Generally, you can choose from three kinds of changing tables:
wooden ones with guardrails
hinged chest adapters
Hinged chest adapters are not recommended — dressers with these adapters have toppled over when a baby's weight was placed close to the outer edge.
Babies can get hurt if they fall off changing tables, so they should always be watched closely.
What to look for:
Wooden changing tables with rails are usually the least likely to sway or tip over when a baby pulls on them from the floor.
Fold-up models should be checked for sturdiness: When the table is open, give it a good shake.
A wire changing table should have a wide base so that a baby can't pull it over on top of himself or herself from the floor.
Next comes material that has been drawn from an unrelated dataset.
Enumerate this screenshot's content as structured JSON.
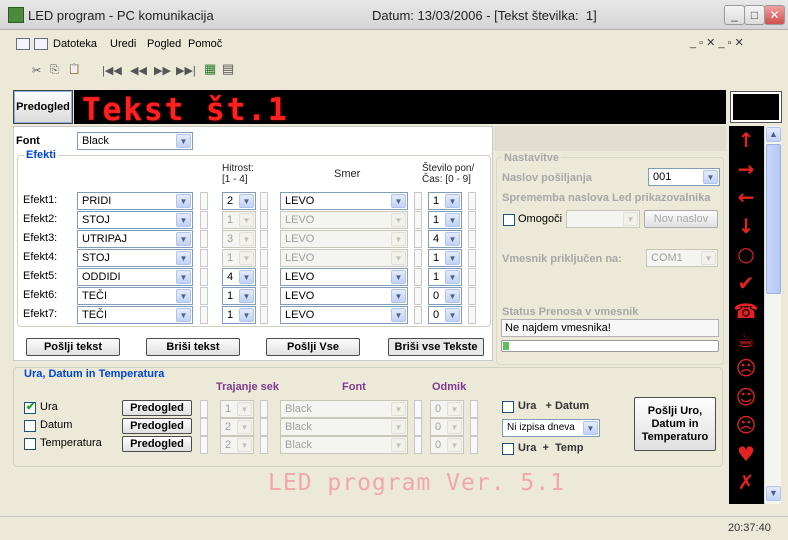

The table should have shelves or compartments for storing everything you'll need. This prevents you from taking your eyes off your baby while you look for that hard-to-find item. You should keep supplies within your reach, but out of the baby's reach, since many diaper supplies are dangerous for babies.
A flat changing surface should be surrounded on all four sides by a guardrail, which should be at least 2 inches (5 centimeters) in height. The surface should be lower in the middle than on the sides, which helps keep the baby from rolling from side to side.
Use the safety belt every time you change your baby.
Never leave your infant unattended even if you think he or she is secure.
Stop using your changing table when your baby reaches the age or weight limit recommended by the manufacturer, which is typically age 2, or 30 pounds (13,607 grams).